The Senate Energy and Natural Resources Committee voted 15-8 to approve a sweeping energy bill today after months of work, sending the measure to the Senate floor, where many are vowing to make changes.
Democrats Mary Landrieu of Louisiana and Robert Menendez of New Jersey voted against the bill, and Republicans Lisa Murkowski of Alaska, Sam Brownback of Kansas, Jeff Sessions of Alabama and Bob Corker of Tennessee supported it.
Chairman Jeff Bingaman (D-N.M.) called the bill a compromise that moves federal energy policy forward.
"None of us approve of every provision, none of us got everything that we wanted," Bingaman said. "The end product, I believe, is a solid piece of work. It is one which will help not only to enable us to produce new sources of energy, but to use our energy sources wisely and more efficiently."
The bill's major provisions would, among other things, impose a national renewable electricity standard, overhaul federal financing for "clean energy" projects, establish a suite of efficiency measures, mandate new federal electricity-transmission siting power, and allow wider oil and gas leasing in the eastern Gulf of Mexico.
Other provisions address improving cybersecurity, creating a strategic refined products reserve, boosting energy work force training and establishing liability protection for parties taking part in Energy Department-backed carbon-sequestration demonstration projects.
Fights await the bill on the Senate floor.
Sen.

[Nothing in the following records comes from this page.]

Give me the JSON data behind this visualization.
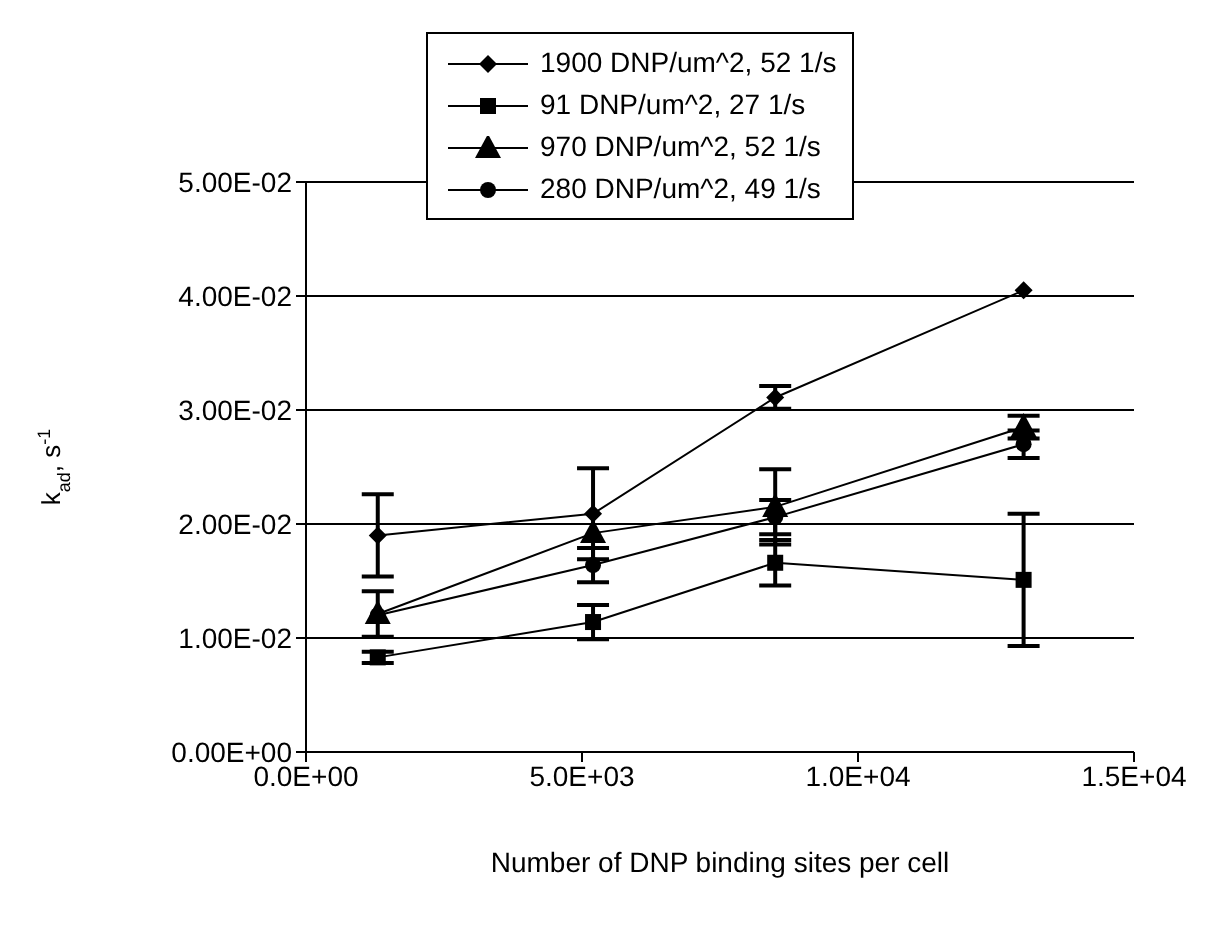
{
  "chart_data": {
    "type": "line",
    "xlabel": "Number of DNP binding sites per cell",
    "ylabel": "k$_{ad}$, s$^{-1}$",
    "x": [
      1300,
      5200,
      8500,
      13000
    ],
    "series": [
      {
        "name": "1900 DNP/um^2, 52 1/s",
        "color": "#000000",
        "marker": "diamond",
        "values": [
          0.019,
          0.0209,
          0.0311,
          0.0405
        ],
        "errors": [
          0.0036,
          0.004,
          0.001,
          null
        ]
      },
      {
        "name": "91 DNP/um^2, 27 1/s",
        "color": "#000000",
        "marker": "square",
        "values": [
          0.0083,
          0.0114,
          0.0166,
          0.0151
        ],
        "errors": [
          0.0005,
          0.0015,
          0.002,
          0.0058
        ]
      },
      {
        "name": "970 DNP/um^2, 52 1/s",
        "color": "#000000",
        "marker": "triangle",
        "values": [
          0.0121,
          0.0192,
          0.0215,
          0.0285
        ],
        "errors": [
          0.002,
          null,
          0.0033,
          0.001
        ]
      },
      {
        "name": "280 DNP/um^2, 49 1/s",
        "color": "#000000",
        "marker": "circle",
        "values": [
          0.012,
          0.0164,
          0.0206,
          0.027
        ],
        "errors": [
          null,
          0.0015,
          0.0015,
          0.0012
        ]
      }
    ],
    "xlim": [
      0,
      15000
    ],
    "xticks": [
      {
        "value": 0,
        "label": "0.0E+00"
      },
      {
        "value": 5000,
        "label": "5.0E+03"
      },
      {
        "value": 10000,
        "label": "1.0E+04"
      },
      {
        "value": 15000,
        "label": "1.5E+04"
      }
    ],
    "ylim": [
      0,
      0.05
    ],
    "yticks": [
      {
        "value": 0,
        "label": "0.00E+00"
      },
      {
        "value": 0.01,
        "label": "1.00E-02"
      },
      {
        "value": 0.02,
        "label": "2.00E-02"
      },
      {
        "value": 0.03,
        "label": "3.00E-02"
      },
      {
        "value": 0.04,
        "label": "4.00E-02"
      },
      {
        "value": 0.05,
        "label": "5.00E-02"
      }
    ],
    "grid": "y",
    "legend": "top",
    "line_style": "solid"
  }
}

Bill Nelson (D-Fla.) has pledged a vigorous battle against a provision added last week that could bring oil and gas rigs closer to Florida's Gulf Coast, upending a 2006 deal that provided the state a 100- to 235-mile no-drill buffer through mid-2022.
Sen. Richard Durbin of Illinois, the chamber's No. 2 Democrat, said Democratic leadership has not yet taken a position on the drilling amendment added last week, which would move the buffer to 45 miles and allow drilling even closer to shore in a gas-rich region called the Destin Dome.
"I want to hear [Nelson] out before I take a position on it," Durbin told reporters yesterday. Asked if he was concerned about upending the Florida buffer that was in a 2006 law that expanded gulf drilling, Durbin replied: "I am."
There will also be a battle over the renewable electricity standard (RES) as environmental groups and allied lawmakers call to raise the renewable-electricity goals.
The bill requires utilities nationwide to provide 15 percent of their power from renewable sources like wind and solar power by 2021, while allowing up to a quarter of the requirement to be met with energy-saving measures instead. Environmental groups have called for a renewable standard of 25 percent by 2025.
Indeed, some liberal committee members said the measure is not strong enough. "This is an extremely weak bill, and the only reason I am voting for it is to see if we can strengthen it on the Senate floor," said Sen. Bernard Sanders (I-Vt.).
But in a sign of how delicate major energy bills can be, moderate Sen. Evan Bayh (D-Ind.) -- who was wary of even the bill's more modest RES -- warned that substantial changes to the bill would lead him to reconsider his support for it on the floor.
Meanwhile, Landrieu, Murkowski and others plan floor attempts to provide coastal states a share of revenues from oil and gas development that may occur in federal waters off their shores. Four Gulf Coast states -- Louisiana, Texas, Mississippi and Alabama -- won revenue sharing under the 2006 gulf leasing law.
Landrieu said her opposition was based on the absence of revenue sharing and the need for greater support for nuclear power.
Murkowski also wants addition of more provisions to boost nuclear energy. But she called the bill an acceptable compromise for the moment.
"There have been things that you didn't like, there have been things that I haven't liked," she told Bingaman before the vote. "But if any of us in this body can find one bill that we think is a perfect piece of legislation, I can find 99 other members who will fight you on that. Despite all the warts that are contained in this legislation, I think we are at a worthwhile place in the process."
She noted her support for the expanded eastern gulf drilling, creation of a federal "Clean Energy Deployment Administration" to fund advanced energy projects, and other provisions, while reiterating her criticism of inclusion of a renewable power mandate.